Kaiju Shakedown: Variety's Asian film blog
May 08 2008

Pencil stabs eye

Movies, schmoovies. If you want to get all jacked up on craziness, undiluted and straight from the source, then you need art. Art! It's just some weirdo locked up in a room with his pencils and all they want to do is jab that pencil in your eyes. The premiere eye-jabber of all time is Kazuo Umezu, whose manga have been adapted into movies many times (AKANBO SHOJO, LEFT HAND OF GOD RIGHT HAND OF THE DEVIL, DRIFTING CLASSROOM) but never have the movies been able to capture the sheer, shuddering insanity of his manga, such as Drifting Classroom, which makes Lord of the Flies read like Dick and Jane.

Ha ha.
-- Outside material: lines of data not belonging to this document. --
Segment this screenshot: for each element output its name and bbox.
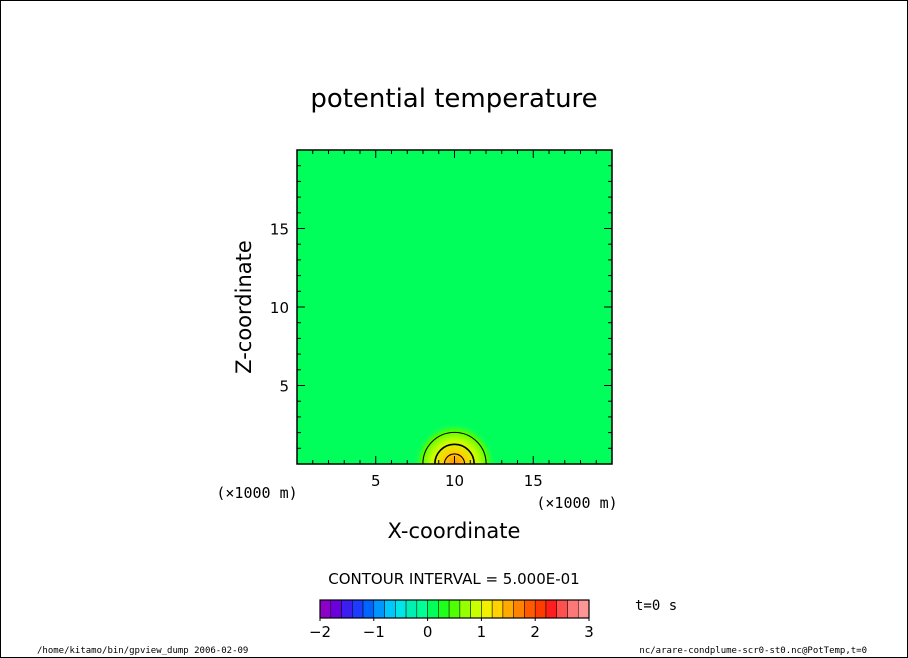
colorbar-swatch bbox=[567, 599, 579, 619]
x-axis-label: X-coordinate bbox=[388, 519, 521, 543]
colorbar: −2 −1 0 1 2 3 bbox=[309, 599, 594, 641]
colorbar-swatch bbox=[481, 599, 493, 619]
potential-temperature-field bbox=[297, 150, 612, 464]
x-tick-label: 5 bbox=[371, 472, 381, 490]
colorbar-tick-label: 2 bbox=[530, 623, 540, 641]
colorbar-swatch bbox=[330, 599, 342, 619]
colorbar-swatch bbox=[524, 599, 536, 619]
thermal-anomaly bbox=[412, 422, 497, 464]
time-label: t=0 s bbox=[635, 598, 677, 614]
x-tick-label: 15 bbox=[524, 472, 543, 490]
colorbar-swatch bbox=[438, 599, 450, 619]
colorbar-swatch bbox=[319, 599, 332, 619]
colorbar-swatch bbox=[459, 599, 471, 619]
z-tick-label: 5 bbox=[279, 378, 289, 396]
colorbar-swatch bbox=[502, 599, 514, 619]
colorbar-swatch bbox=[427, 599, 439, 619]
colorbar-tick-label: 1 bbox=[477, 623, 487, 641]
colorbar-tick-label: 3 bbox=[584, 623, 594, 641]
contour-line bbox=[422, 431, 487, 464]
colorbar-swatch bbox=[534, 599, 547, 619]
z-tick-label: 15 bbox=[270, 221, 289, 239]
colorbar-border bbox=[319, 599, 590, 619]
colorbar-swatch bbox=[352, 599, 364, 619]
colorbar-swatch bbox=[470, 599, 482, 619]
footer-left: /home/kitamo/bin/gpview_dump 2006-02-09 bbox=[37, 646, 248, 656]
colorbar-swatch bbox=[395, 599, 407, 619]
contour-line bbox=[434, 443, 475, 464]
colorbar-swatch bbox=[384, 599, 396, 619]
z-tick-label: 10 bbox=[270, 299, 289, 317]
plot-axes: 5 5 10 10 15 15 bbox=[270, 149, 613, 490]
colorbar-swatch bbox=[416, 599, 428, 619]
field-background bbox=[297, 150, 612, 464]
colorbar-swatch bbox=[556, 599, 568, 619]
contour-interval-text: CONTOUR INTERVAL = 5.000E-01 bbox=[328, 570, 579, 588]
colorbar-swatch bbox=[448, 599, 461, 619]
z-axis-label: Z-coordinate bbox=[232, 240, 256, 374]
colorbar-swatch bbox=[545, 599, 557, 619]
colorbar-swatch bbox=[405, 599, 418, 619]
x-unit-label-right: (×1000 m) bbox=[536, 494, 617, 512]
colorbar-tick-label: −2 bbox=[309, 623, 331, 641]
colorbar-swatch bbox=[341, 599, 353, 619]
colorbar-tick-label: 0 bbox=[423, 623, 433, 641]
footer-right: nc/arare-condplume-scr0-st0.nc@PotTemp,t… bbox=[639, 646, 867, 656]
colorbar-swatch bbox=[577, 599, 590, 619]
colorbar-tick-label: −1 bbox=[363, 623, 385, 641]
colorbar-swatch bbox=[373, 599, 385, 619]
x-unit-label-left: (×1000 m) bbox=[216, 484, 297, 502]
colorbar-swatch bbox=[491, 599, 504, 619]
chart-title: potential temperature bbox=[310, 84, 597, 114]
x-tick-label: 10 bbox=[445, 472, 464, 490]
colorbar-swatch bbox=[362, 599, 375, 619]
colorbar-swatch bbox=[513, 599, 525, 619]
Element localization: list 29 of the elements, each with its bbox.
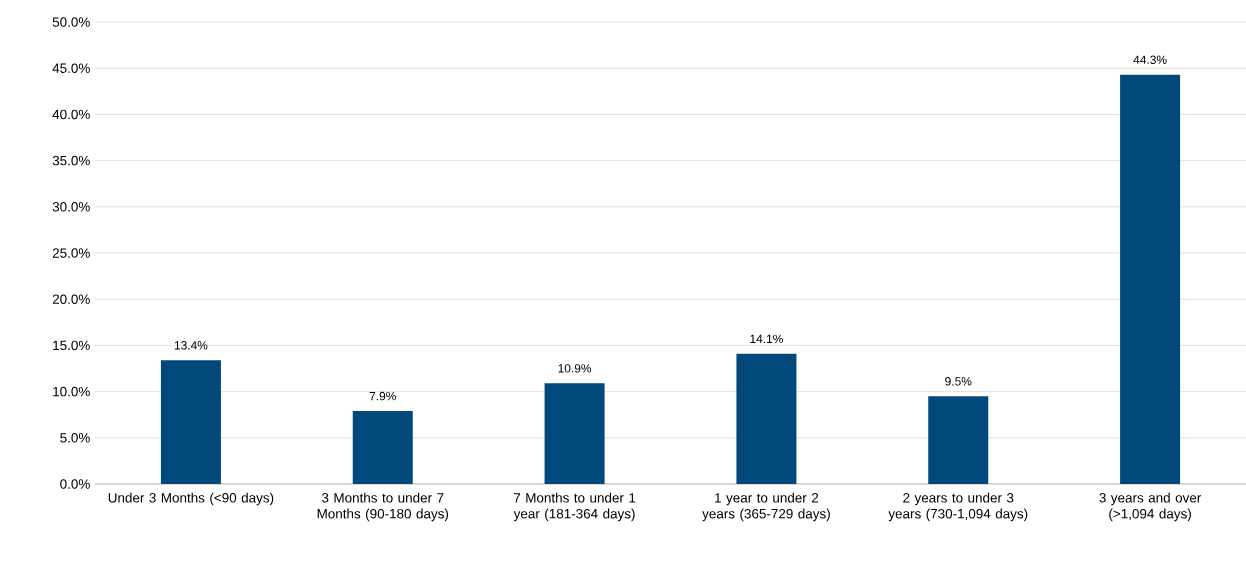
x-tick-label: Under 3 Months (<90 days): [108, 492, 274, 506]
bar: [160, 360, 221, 484]
x-tick-label: 3 Months to under 7 Months (90-180 days): [317, 492, 449, 522]
y-tick-label: 5.0%: [60, 433, 90, 443]
y-tick-label: 50.0%: [52, 17, 90, 27]
bar: [1120, 74, 1181, 484]
y-tick-label: 40.0%: [52, 109, 90, 120]
y-tick-label: 15.0%: [53, 340, 90, 351]
y-tick-label: 35.0%: [52, 155, 90, 166]
data-label: 9.5%: [945, 377, 972, 386]
x-tick-label: 7 Months to under 1 year (181-364 days): [513, 492, 636, 522]
y-tick-label: 30.0%: [52, 202, 90, 212]
x-tick-label: 1 year to under 2 years (365-729 days): [702, 492, 830, 522]
bar: [352, 411, 413, 484]
bar: [928, 396, 989, 484]
bar: [544, 383, 605, 484]
y-tick-label: 25.0%: [52, 248, 90, 258]
data-label: 7.9%: [369, 391, 396, 401]
y-tick-label: 45.0%: [52, 63, 90, 73]
bar: [736, 353, 797, 484]
data-label: 44.3%: [1133, 55, 1167, 64]
x-tick-label: 3 years and over (>1,094 days): [1099, 492, 1202, 522]
data-label: 14.1%: [750, 334, 783, 344]
data-label: 13.4%: [174, 341, 208, 350]
y-tick-label: 20.0%: [52, 294, 90, 304]
x-tick-label: 2 years to under 3 years (730-1,094 days): [888, 492, 1028, 522]
y-tick-label: 0.0%: [60, 479, 90, 489]
y-tick-label: 10.0%: [53, 386, 90, 397]
data-label: 10.9%: [558, 364, 592, 373]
Kids... 

The folks over at Same Hat! Same Hat! have been pimping the works of the psychologically unsanitary Shintaro Kago for a while now, resulting in one of Kago's lip-rippers appearing on the cover of Vice magazine where it will hopefully make the fashionably hip children soil their American Apparel.
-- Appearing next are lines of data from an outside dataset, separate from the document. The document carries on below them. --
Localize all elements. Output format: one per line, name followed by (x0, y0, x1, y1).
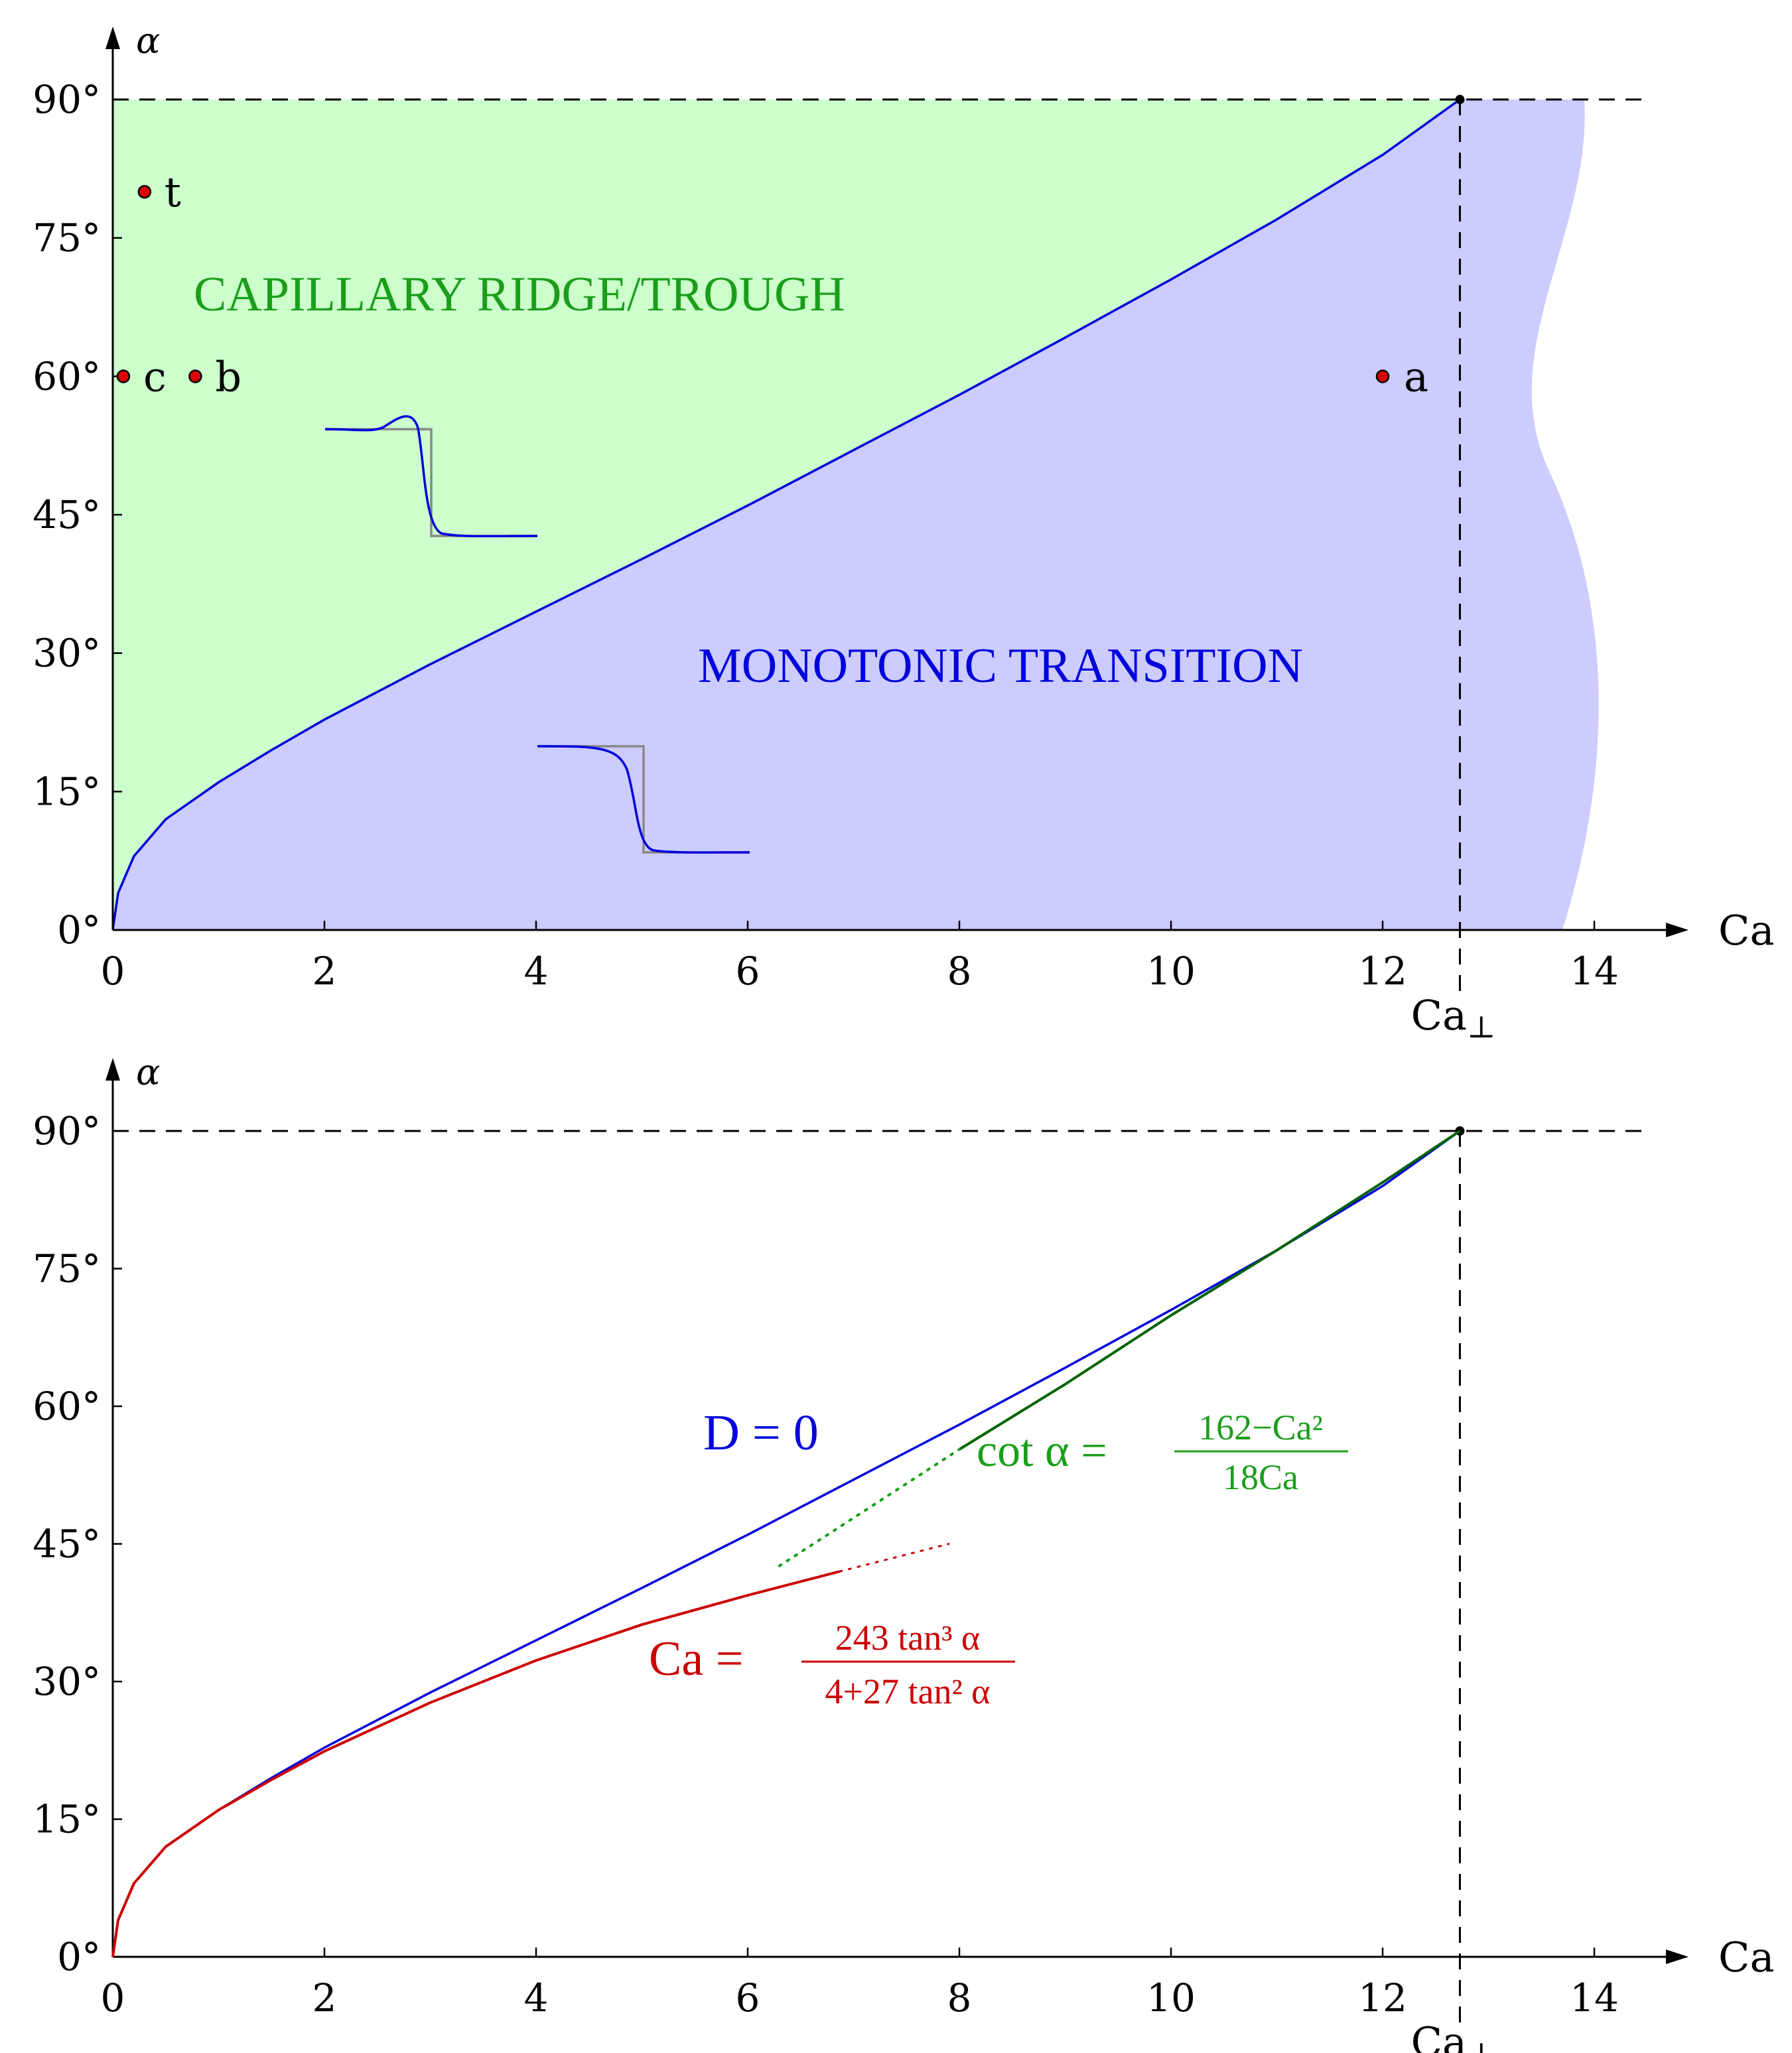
ca-perp-subscript: ⊥ (1467, 1009, 1495, 1045)
series-red-asymptote (111, 1570, 841, 1957)
ca-perp-label: Ca⊥ (1411, 991, 1496, 1045)
point-t (137, 184, 152, 199)
point-label-b: b (215, 352, 241, 401)
x-axis-arrow (1666, 1950, 1689, 1964)
inset-ridge-profile (324, 415, 538, 538)
x-tick-label: 14 (1570, 1975, 1619, 2020)
ca-perp-subscript: ⊥ (1467, 2036, 1495, 2053)
bottom-panel: Ca α 0 2 4 6 8 10 12 14 0° 15° 30° 45° 60° 75° 90° Ca⊥ D =… (33, 1051, 1774, 2053)
point-label-c: c (143, 352, 167, 401)
point-a (1375, 369, 1390, 383)
x-tick-label: 10 (1146, 1975, 1196, 2020)
series-green-asymptote (958, 1130, 1461, 1451)
y-tick-label: 0° (57, 907, 101, 953)
label-green-numerator: 162−Ca² (1198, 1408, 1323, 1447)
top-panel: Ca α 0 2 4 6 8 10 12 14 0° 15° 30° 45° 60° 75° 90° Ca⊥ CAP… (33, 20, 1774, 1045)
ca-perp-label: Ca⊥ (1411, 2018, 1496, 2053)
x-tick-label: 12 (1358, 949, 1407, 994)
point-label-t: t (165, 168, 181, 216)
y-tick-label: 60° (33, 354, 101, 399)
x-tick-label: 6 (736, 1975, 760, 2020)
y-axis-arrow (105, 27, 120, 49)
y-axis-arrow (105, 1058, 120, 1081)
label-red-lhs: Ca = (649, 1632, 743, 1686)
y-tick-label: 15° (33, 769, 101, 814)
y-tick-label: 15° (33, 1797, 101, 1842)
region-label-ridge: CAPILLARY RIDGE/TROUGH (194, 267, 845, 322)
x-tick-label: 8 (947, 949, 972, 994)
y-tick-label: 0° (57, 1934, 101, 1979)
x-tick-label: 14 (1570, 949, 1619, 994)
label-red-numerator: 243 tan³ α (835, 1618, 980, 1658)
x-tick-label: 4 (524, 1975, 549, 2020)
x-tick-label: 0 (101, 949, 125, 994)
monotonic-region (113, 99, 1599, 930)
y-axis-label: α (136, 1051, 160, 1093)
x-tick-label: 6 (736, 949, 760, 994)
label-d-zero: D = 0 (703, 1405, 819, 1461)
series-red-dotted (839, 1543, 950, 1573)
x-axis-label: Ca (1718, 906, 1774, 955)
series-d-zero (111, 1130, 1461, 1957)
label-green-denominator: 18Ca (1223, 1457, 1298, 1497)
ca-perp-point (1455, 95, 1465, 104)
boundary-curve (111, 98, 1461, 931)
y-tick-label: 90° (33, 77, 101, 122)
label-red-denominator: 4+27 tan² α (825, 1672, 991, 1711)
x-tick-label: 2 (312, 949, 337, 994)
x-axis-label: Ca (1718, 1933, 1774, 1981)
y-tick-label: 45° (33, 1522, 101, 1567)
y-axis-label: α (136, 20, 160, 62)
y-tick-label: 30° (33, 631, 101, 676)
label-green-lhs: cot α = (977, 1425, 1107, 1477)
x-tick-label: 4 (524, 949, 549, 994)
ridge-region (113, 99, 1460, 930)
x-tick-label: 0 (101, 1975, 125, 2020)
y-tick-label: 90° (33, 1108, 101, 1154)
region-label-monotonic: MONOTONIC TRANSITION (698, 639, 1303, 693)
x-tick-label: 8 (947, 1975, 972, 2020)
point-c (116, 369, 131, 383)
y-tick-label: 75° (33, 1246, 101, 1291)
x-tick-label: 10 (1146, 949, 1196, 994)
y-tick-label: 60° (33, 1384, 101, 1429)
y-tick-label: 30° (33, 1659, 101, 1704)
inset-monotonic-profile (537, 745, 750, 854)
y-tick-label: 45° (33, 492, 101, 537)
x-tick-label: 12 (1358, 1975, 1407, 2020)
y-tick-label: 75° (33, 216, 101, 261)
x-tick-label: 2 (312, 1975, 337, 2020)
point-label-a: a (1404, 352, 1428, 401)
series-green-dotted (778, 1448, 961, 1567)
x-axis-arrow (1666, 923, 1689, 937)
point-b (188, 369, 202, 383)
Same Hat! has scanlations of several of Kago's short, brain battering manga that look something like this:

There's Abstraction and Blow-up to get you started. Also, if you really want to feel your eyes rolling down your cheeks then try Wanted: Cheap Manga's scanlation of the primitivist Human Clock by Tokunan Seiichiro which was written in the 60's and is exactly the kind of thing you'd expect an office building janitor to write immediately before they dug up his shack and found fifteen castrated schoolboys.

North Korea has tried to do crazy manhwa before, but this is about as close as they get:

Fail.

You can go here for a complete scan and translation. The DPRK may have dropped the ball in the "freedom of expression for lunatics" sweepstakes but just over the border, China knows crazy. Even its signs are crazy.
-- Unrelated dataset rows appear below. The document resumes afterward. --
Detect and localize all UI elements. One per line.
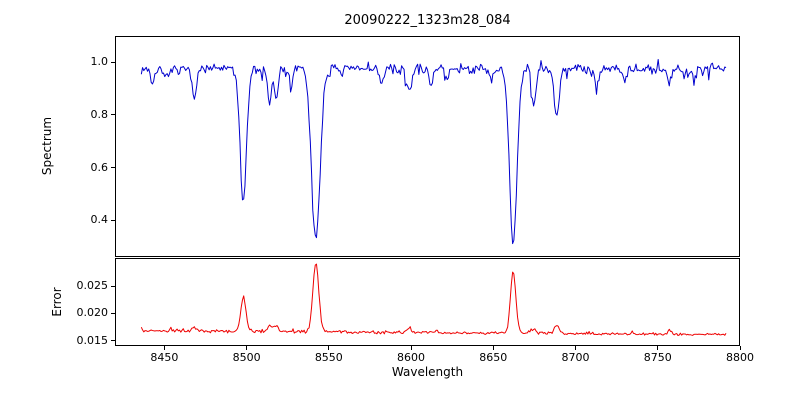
x-tick (492, 346, 494, 350)
y-tick-label: 1.0 (90, 55, 109, 69)
error-plot-panel (115, 258, 740, 346)
error-axes-frame (115, 258, 740, 346)
y-tick (111, 61, 115, 63)
x-tick-label: 8650 (479, 351, 508, 364)
x-tick-label: 8750 (643, 351, 672, 364)
x-tick (328, 346, 330, 350)
x-axis-label: Wavelength (391, 365, 464, 379)
y-tick (111, 285, 115, 287)
x-tick-label: 8700 (561, 351, 590, 364)
x-tick-label: 8450 (150, 351, 179, 364)
y-tick (111, 167, 115, 169)
x-tick (410, 346, 412, 350)
y-tick-label: 0.6 (90, 160, 109, 174)
x-tick-label: 8500 (232, 351, 261, 364)
spectrum-plot-panel (115, 36, 740, 257)
spectrum-axes-frame (115, 36, 740, 257)
y-axis-label-spectrum: Spectrum (40, 116, 54, 176)
y-tick-label: 0.020 (76, 306, 109, 320)
x-tick (739, 346, 741, 350)
x-tick (575, 346, 577, 350)
y-tick (111, 219, 115, 221)
y-tick-label: 0.4 (90, 213, 109, 227)
x-tick-label: 8800 (726, 351, 754, 364)
x-tick (246, 346, 248, 350)
x-tick (163, 346, 165, 350)
spectrum-line (140, 58, 727, 245)
y-tick (111, 114, 115, 116)
y-tick-label: 0.015 (76, 333, 109, 347)
error-line (140, 263, 727, 336)
y-tick (111, 312, 115, 314)
x-tick-label: 8600 (397, 351, 426, 364)
x-tick-label: 8550 (314, 351, 343, 364)
y-tick (111, 340, 115, 342)
y-tick-label: 0.025 (76, 279, 109, 293)
y-tick-label: 0.8 (90, 107, 109, 121)
chart-title: 20090222_1323m28_084 (344, 13, 511, 28)
x-tick (657, 346, 659, 350)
But no one is crazier that Hong Kong manhua artists. These guys have been putting together comics with covers like this for years:

No, Daddy. No! 

Kung Fu Fridays even links to a 1973 Esquire article that contains a translation of Hong Kong manhua, which is so insanely violent that it cannot be reproduced here. But decades later, in 2008, Hong Kong illustrators and artists are still reaching for the crazy stick when it comes to illustrating crimes and natural disasters for the local papers, including this drawing done for Apple Daily to illustrate a story about a bus fire in Shanghai.

I like to call it, "Don't take the bus."